Se no Brasil ocorre esse fenômeno aberrante de um eleitorado conservador votar maciçamente em


candidatos de esquerda, o motivo da contradição aparente é claríssimo e se compõe da confluência de três
fatores.

Desde logo, o conservadorismo não tem canais partidários ou culturais de expressão e se tornou
politicamente nulo. Não há políticos conservadores: ninguém pode votar em candidatos inexistentes.

De outro lado, o esquerdismo usa uma linguagem nas suas discussões internas, outra para falar com o
povo, e só na primeira delas assume sua verdadeira identidade ideológica. Na outra ele dilui sua imagem
em generalidades moralistas, nacionalistas e populistas. É um discurso maliciosamente escorregadio, que
evita o jargão marxista e impede o povo de identificar a esquerda brasileira com a revolução
neocomunista continental. Até observadores estrangeiros qualificados, mas que desconhecem os
documentos internos do PT e do Foro de São Paulo, como por exemplo Álvaro Vargas Llosa, Otto Reich
e o próprio subsecretário Tom Shannon, se deixaram enganar por essa falsa aparência, imaginando o
esquerdismo brasileiro como populista em vez de comunista. A população local, é claro, cai no engodo
ainda mais facilmente. Mesmo entre pessoas letradas é comum a reação: “Lula, comunista? Você está
doido.” O próprio Lula pôde dizer, sem que ninguém o contestasse, que não apenas nunca foi comunista
como não é nem mesmo esquerdista.
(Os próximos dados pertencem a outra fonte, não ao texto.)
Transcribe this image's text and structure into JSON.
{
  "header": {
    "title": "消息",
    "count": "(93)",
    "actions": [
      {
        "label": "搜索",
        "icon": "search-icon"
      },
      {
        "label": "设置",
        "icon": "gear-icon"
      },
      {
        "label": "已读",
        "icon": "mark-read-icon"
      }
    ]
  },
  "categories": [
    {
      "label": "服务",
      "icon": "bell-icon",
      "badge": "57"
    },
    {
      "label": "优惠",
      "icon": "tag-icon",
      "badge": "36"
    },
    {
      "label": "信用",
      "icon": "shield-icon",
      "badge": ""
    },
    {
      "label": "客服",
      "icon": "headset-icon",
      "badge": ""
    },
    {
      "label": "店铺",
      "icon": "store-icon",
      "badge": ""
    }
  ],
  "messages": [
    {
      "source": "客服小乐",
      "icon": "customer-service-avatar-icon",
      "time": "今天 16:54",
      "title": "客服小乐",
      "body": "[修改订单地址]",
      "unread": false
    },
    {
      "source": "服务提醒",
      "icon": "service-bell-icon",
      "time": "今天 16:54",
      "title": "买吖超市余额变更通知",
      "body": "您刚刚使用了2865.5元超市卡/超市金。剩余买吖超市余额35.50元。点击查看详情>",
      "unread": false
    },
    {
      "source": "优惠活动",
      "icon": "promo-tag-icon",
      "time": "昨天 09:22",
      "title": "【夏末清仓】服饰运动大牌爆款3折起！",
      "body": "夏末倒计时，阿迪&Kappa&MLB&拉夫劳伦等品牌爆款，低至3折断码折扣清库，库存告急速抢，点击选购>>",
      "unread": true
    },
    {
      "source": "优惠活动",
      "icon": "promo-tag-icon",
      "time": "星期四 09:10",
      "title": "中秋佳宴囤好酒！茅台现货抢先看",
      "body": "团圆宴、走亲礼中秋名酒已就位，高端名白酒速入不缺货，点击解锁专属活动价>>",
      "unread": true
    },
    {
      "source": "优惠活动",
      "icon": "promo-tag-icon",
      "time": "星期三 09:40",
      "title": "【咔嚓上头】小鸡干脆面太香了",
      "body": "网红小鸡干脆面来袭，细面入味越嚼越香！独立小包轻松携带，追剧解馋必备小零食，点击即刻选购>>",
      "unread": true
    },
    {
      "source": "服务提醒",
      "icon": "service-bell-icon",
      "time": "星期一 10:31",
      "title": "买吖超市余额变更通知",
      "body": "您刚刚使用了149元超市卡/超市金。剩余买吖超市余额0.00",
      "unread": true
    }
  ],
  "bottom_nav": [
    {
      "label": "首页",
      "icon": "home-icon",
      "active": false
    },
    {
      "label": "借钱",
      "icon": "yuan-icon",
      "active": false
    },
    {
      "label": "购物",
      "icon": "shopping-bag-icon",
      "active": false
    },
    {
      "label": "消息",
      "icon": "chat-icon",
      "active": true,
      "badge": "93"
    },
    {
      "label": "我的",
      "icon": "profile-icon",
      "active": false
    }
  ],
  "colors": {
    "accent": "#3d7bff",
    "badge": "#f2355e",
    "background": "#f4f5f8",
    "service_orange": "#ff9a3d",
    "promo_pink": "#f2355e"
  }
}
Essa declaração seria considerada cínica, inaceitável e até criminosa
se a platéia não ignorasse que o declarante foi fundador e presidente da maior organização pró-comunista
do continente.

Em terceiro lugar, o sucesso de quarenta anos de “revolução cultural” gramsciana foi tão avassalador --
dada a completa falta de resistência --, que os valores, critérios e até cacoetes mentais do movimento
comunista internacional se incorporaram no “senso comum” brasileiro e já não são reconhecidos como
tais: são aceitos passivamente pela sociedade, sem consciência de suas implicações ideológicas.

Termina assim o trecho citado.